Another 6.4m intersection grading 0.51 per cent lithium with strongly mineralised by-products was also intercepted from 55.8m.

A wider 35.35m hit in another hole retuned 0.65 per cent lithium oxide, including a 20.7m interval grading 0.66 per cent lithium oxide, 1149ppm tin, 128ppm tantalum pentoxide, 216ppm caesium, 0.35 per cent rubidium and 2.66 per cent potassium from 46.2m.

Other new lithium hits with associated by-products included 12.2m at 0.66 per cent lithium oxide from 61m and 2.0m at 0.51 per cent lithium oxide from 66m.

Reung Kiet is a hard rock project where lithium mineralisation is hosted in lepidolite, or lithium mica rich pegmatites.

Pan Asia says the grades of lithium oxide and other by-products intercepted in its drilling are consistent with other lepidolite projects globally.

It believes lithium sourced from lepidolite could potentially be one of the lowest cost sources of lithium hydroxide on an all-in sustaining cost basis, with one of the lowest capital cost incurrences on a per tonne lithium carbonate equivalent basis after by-products are incorporated.

According to Pan Asia, lithium can be extracted from lepidolite without the need for energy intensive roasting that is necessary in lithium production from the more common spodumene hosted lithium deposits.

Pan Asia says lepidolite is the only source of lithium with a suite of by-products such as tin and tantalum that are recoverable at the concentrator and processing stages of the flow sheet. The by-products play a role in reducing processing costs says Pan Asia.

The company is looking to define a mineral resource at Reung Kiet to feed into a scoping study where production of up to 10,000 tonnes of lithium carbonate equivalent per annum will be evaluated.

Its drilling at the project has been consistently returning solid lithium and by-product intercepts, including a recent 22.8m intersection going 0.84 per cent lithium oxide and another 27.9m hit grading 0.70 per cent lithium oxide.

As per our recent release we continue to be very satisfied with the results we are seeing, which compare very favourably with the lithium mica peer group. We remain on track to deliver a Mineral Resource in 1st Quarter 2022. Our drilling results suggest that a 10,000 tonne per annum lithium chemical plant is a realistic objective.

Pan Asia continues to pepper Reung Kiet with drill holes in the lead up to its maiden resource estimate at the project.

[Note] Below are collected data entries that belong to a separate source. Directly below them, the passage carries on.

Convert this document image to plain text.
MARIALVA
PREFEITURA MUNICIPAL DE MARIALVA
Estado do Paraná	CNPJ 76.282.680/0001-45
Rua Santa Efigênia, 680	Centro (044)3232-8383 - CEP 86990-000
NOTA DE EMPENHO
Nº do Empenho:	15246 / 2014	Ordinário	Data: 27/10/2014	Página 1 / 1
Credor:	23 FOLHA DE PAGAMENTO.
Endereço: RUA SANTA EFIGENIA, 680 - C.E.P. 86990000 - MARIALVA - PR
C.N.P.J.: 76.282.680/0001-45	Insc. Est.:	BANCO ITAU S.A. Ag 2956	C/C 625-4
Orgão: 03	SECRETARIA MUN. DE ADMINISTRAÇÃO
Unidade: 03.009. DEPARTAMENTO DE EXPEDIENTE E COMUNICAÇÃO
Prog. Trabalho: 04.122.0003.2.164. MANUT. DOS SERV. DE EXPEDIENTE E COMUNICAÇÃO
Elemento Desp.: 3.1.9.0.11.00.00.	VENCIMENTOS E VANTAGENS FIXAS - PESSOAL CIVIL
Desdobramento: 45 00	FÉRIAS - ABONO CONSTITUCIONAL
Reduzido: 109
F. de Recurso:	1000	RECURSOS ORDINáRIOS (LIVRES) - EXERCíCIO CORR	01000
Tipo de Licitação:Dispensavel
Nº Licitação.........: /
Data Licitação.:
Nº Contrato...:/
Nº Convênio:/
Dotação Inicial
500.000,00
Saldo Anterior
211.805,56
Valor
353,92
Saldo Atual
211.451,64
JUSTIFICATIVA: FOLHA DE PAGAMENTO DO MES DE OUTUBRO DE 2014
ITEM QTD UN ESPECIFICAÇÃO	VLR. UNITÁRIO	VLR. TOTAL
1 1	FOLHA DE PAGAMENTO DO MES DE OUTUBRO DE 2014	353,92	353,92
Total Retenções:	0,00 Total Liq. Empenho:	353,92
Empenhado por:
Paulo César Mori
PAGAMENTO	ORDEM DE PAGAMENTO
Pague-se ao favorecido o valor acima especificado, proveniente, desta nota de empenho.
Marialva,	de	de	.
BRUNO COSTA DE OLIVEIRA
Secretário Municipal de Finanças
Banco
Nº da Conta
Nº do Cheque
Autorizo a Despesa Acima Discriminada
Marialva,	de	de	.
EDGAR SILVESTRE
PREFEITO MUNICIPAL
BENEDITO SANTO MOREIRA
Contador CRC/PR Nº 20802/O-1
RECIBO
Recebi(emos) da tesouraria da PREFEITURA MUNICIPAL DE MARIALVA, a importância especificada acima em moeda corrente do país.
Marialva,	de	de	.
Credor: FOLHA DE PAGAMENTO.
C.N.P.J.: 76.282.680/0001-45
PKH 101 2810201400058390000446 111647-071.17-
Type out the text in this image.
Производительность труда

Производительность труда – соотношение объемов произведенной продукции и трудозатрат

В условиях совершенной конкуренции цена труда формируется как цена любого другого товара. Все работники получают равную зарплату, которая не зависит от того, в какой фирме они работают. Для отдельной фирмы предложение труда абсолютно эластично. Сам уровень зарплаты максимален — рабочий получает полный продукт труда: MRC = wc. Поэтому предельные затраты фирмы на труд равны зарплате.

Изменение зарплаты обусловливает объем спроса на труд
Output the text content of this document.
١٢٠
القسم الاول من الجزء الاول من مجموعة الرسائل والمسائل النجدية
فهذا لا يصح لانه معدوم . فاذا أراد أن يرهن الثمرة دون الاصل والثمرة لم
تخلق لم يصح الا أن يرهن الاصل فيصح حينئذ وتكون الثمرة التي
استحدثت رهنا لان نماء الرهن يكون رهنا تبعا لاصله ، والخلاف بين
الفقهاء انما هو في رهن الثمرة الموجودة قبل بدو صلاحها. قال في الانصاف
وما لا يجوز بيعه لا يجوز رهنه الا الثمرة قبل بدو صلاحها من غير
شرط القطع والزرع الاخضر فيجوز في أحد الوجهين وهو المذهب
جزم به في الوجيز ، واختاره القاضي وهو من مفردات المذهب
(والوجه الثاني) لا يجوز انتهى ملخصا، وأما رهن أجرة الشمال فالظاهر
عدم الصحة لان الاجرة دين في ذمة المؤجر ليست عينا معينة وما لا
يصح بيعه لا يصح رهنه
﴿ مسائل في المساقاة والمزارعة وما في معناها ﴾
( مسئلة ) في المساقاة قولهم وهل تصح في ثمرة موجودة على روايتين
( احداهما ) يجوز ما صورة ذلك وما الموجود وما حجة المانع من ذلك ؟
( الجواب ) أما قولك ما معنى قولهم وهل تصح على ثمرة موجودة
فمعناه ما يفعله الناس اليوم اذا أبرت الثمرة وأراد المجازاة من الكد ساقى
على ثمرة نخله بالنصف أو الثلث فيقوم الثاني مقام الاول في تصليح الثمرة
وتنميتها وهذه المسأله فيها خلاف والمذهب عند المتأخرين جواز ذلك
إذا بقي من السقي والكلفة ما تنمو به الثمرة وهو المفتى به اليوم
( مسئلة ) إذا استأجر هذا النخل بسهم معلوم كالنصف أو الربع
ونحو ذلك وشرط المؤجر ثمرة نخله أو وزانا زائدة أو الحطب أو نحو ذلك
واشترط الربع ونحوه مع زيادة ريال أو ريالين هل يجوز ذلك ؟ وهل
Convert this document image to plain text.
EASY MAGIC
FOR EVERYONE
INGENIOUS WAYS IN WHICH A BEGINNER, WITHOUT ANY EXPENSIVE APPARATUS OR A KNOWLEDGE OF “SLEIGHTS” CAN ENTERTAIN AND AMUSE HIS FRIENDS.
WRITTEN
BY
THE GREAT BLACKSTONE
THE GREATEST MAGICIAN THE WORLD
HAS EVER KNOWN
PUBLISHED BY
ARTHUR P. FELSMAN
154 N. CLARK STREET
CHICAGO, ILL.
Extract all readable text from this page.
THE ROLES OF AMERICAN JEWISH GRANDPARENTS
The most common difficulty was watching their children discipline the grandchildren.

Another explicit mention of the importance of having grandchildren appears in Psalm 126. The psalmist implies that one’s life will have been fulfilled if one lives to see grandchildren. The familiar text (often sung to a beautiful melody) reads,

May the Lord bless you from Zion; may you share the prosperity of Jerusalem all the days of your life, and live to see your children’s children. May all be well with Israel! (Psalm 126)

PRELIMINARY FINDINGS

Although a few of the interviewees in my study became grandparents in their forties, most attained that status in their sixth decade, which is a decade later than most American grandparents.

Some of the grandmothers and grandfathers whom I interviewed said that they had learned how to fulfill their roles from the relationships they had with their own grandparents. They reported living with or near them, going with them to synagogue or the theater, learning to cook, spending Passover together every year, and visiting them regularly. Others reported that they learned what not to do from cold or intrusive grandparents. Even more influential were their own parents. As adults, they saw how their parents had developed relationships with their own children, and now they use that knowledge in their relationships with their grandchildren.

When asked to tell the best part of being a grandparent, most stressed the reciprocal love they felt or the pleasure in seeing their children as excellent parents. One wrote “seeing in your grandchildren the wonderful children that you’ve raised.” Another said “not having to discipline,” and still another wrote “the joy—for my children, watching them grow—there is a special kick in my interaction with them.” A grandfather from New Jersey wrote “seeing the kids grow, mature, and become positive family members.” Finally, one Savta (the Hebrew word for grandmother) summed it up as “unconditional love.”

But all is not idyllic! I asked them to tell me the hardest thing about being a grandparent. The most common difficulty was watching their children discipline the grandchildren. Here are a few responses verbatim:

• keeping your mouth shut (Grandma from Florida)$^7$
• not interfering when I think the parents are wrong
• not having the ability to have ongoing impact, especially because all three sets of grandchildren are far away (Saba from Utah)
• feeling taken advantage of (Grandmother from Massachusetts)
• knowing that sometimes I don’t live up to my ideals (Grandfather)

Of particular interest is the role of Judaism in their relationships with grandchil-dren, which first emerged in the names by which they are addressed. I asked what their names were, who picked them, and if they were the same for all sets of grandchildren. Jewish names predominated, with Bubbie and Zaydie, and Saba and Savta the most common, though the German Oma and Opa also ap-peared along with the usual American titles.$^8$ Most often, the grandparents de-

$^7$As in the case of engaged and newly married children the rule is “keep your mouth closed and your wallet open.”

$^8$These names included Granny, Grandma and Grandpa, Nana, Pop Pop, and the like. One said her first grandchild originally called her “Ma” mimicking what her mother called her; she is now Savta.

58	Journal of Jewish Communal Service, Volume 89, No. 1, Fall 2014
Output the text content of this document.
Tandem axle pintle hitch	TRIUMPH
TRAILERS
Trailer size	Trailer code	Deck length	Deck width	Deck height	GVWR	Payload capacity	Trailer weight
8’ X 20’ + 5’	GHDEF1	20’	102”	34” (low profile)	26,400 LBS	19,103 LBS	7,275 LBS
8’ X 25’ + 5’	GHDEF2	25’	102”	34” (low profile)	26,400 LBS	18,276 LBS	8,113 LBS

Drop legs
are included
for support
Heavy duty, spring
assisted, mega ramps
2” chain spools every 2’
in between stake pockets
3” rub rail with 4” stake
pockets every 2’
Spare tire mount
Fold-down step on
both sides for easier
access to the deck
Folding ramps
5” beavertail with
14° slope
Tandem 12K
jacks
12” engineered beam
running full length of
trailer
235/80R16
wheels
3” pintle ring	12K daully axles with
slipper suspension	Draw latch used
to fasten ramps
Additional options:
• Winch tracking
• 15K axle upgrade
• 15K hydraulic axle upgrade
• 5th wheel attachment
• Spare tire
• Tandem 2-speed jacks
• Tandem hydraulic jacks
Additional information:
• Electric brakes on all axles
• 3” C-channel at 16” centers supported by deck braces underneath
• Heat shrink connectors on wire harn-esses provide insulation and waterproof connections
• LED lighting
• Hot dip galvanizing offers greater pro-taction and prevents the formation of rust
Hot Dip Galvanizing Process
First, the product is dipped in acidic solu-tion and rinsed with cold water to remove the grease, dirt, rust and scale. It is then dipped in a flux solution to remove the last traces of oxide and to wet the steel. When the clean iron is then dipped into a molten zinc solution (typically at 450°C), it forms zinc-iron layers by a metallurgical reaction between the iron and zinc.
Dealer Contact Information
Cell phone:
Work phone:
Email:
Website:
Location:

Assay results from another five holes are due before the end of the year, with samples from seven more holes also shipped to the labs for analysis.

Pan Asia has set its goals beyond just a mining operation at Reung Kiet and is seeking to eke out a future in production of precursor chemicals to sell onto battery manufacturers in the lucrative electric vehicle and lithium-ion battery markets.

Reung Kiet is advantageously wedged between the industrial centres of Thailand and Malaysia, with proximity to electric vehicle and lithium-ion battery manufacturers.

According to the company, the Thai auto industry alone ranks as number one in South-East Asia. Household automotive names such as Nissan, Volvo, Toyota, BMW, Mitsubishi, GM, Mercedes and Ford also have a presence in the region.

Recent research by global financial services company, JP Morgan concluded that by 2030, lithium demand is forecast to surge by more than 500 per cent from 2020 levels, driven by appetite from the electric vehicle sector where demand is estimated to grow nearly ten-fold.

With Reung Kiet located on the doorstep of industrial Asia and with demand for lithium projected to surge, Pan Asia could make its way onto a few radars if its upcoming resource estimate delivers the goods.